Music review: The Quatuor Debussy with Katherine Chi at Library of Congress
The string quartet repertoire is an embarrassment of riches, containing so many lofty peaks that the occasional program of foothills and even flats is not unwelcome. Such was the offering Tuesday at the Library of Congress by the Quatuor Debussy, now in its third decade.
The Lyon-based group has cultivated what I suppose we would call a "typically French" sound. Rather than the warm, deeply upholstered sonority that a German or Italian quartet strives for, the Debussy's sound has almost more air than tone in it - fragrant, evanescent and sighing.

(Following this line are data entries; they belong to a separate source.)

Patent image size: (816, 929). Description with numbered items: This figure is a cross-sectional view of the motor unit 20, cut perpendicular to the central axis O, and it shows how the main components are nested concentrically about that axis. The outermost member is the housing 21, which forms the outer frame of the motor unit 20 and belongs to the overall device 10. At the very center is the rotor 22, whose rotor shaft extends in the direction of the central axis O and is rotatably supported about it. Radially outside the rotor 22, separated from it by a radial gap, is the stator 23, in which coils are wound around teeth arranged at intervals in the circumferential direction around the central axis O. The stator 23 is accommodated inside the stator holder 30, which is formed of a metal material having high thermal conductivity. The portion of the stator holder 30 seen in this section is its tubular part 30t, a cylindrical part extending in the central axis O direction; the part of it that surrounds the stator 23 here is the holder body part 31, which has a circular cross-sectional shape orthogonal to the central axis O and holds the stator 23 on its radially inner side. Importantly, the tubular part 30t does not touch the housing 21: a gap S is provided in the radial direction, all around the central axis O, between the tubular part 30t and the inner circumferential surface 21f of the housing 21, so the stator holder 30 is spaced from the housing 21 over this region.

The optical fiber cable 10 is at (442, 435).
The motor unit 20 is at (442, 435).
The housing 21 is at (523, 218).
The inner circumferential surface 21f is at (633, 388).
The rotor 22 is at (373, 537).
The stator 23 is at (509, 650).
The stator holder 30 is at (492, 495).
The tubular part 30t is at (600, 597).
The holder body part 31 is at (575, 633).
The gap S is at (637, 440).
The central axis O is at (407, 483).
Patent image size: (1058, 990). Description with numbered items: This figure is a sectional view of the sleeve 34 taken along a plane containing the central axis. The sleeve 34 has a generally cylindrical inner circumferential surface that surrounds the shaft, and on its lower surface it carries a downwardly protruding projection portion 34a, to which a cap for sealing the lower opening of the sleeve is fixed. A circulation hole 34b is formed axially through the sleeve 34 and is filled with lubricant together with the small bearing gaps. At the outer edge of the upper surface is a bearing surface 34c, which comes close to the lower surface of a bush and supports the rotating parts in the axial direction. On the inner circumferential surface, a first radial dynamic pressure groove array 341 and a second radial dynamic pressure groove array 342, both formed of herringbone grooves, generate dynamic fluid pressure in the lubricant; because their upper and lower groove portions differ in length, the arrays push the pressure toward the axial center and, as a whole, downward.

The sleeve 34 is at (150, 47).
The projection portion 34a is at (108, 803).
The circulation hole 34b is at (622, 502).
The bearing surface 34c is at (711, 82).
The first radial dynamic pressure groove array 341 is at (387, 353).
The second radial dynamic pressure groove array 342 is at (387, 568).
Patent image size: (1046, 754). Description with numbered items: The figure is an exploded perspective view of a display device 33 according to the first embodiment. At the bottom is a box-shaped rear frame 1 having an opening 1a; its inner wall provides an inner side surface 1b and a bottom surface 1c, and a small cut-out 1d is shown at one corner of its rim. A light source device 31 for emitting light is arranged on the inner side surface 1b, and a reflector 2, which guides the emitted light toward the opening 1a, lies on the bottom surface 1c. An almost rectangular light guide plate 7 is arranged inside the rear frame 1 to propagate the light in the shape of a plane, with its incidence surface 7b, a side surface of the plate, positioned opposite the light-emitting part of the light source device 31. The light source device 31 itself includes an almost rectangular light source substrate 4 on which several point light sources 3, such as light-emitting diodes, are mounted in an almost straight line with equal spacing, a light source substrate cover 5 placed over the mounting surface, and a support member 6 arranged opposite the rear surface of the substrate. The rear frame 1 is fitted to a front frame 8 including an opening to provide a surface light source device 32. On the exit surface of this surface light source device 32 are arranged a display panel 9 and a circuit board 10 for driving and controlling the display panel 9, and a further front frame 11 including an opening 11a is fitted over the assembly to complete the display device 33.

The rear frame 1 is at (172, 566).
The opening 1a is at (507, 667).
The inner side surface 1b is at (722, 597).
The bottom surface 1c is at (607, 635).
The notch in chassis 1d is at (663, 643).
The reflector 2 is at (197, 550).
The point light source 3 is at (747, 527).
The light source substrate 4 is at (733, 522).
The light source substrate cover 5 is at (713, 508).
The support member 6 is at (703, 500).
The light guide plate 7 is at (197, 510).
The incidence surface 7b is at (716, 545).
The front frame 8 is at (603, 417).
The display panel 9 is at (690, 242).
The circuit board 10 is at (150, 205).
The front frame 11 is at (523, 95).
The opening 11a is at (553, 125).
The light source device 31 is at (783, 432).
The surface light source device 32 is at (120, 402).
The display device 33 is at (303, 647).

Interesting, if (to these ears) limiting.
It didn't matter one way or the other for the opening work, the Quartet No. 2 by Philip Glass. The Quatuor Debussy failed to answer the nagging question posed by virtually every piece from this composer: Why are humans needed to play it?
In Puccini's dolorous "Crisantemi," the sense of world-weary detachment was not completely apt, the suffering held at a distance. Darius Milhaud, who was to the 20th century what Vivaldi was to the 18th, composed at great speed, in ink, to order, in any and all genres. In his typically insouciant Ninth Quartet (of 18), the instantly forgettable melodies spin smoothly out, leaving barely a ripple in their wake. And strangely, it was here, in its central, indigenous repertoire, that the Quatuor Debussy sounded the least competent. Intonation was poor, almost unprofessionally so.
The very fine Canadian pianist Katherine Chi joined the group for the Franck Piano Quintet. This work treats the strings mostly orchestrally (massed together, opposing the piano), and so there was a sense of easy relaxation as they sawed away. The quintet certainly has its longueurs, but after the Milhaud it sounded profound.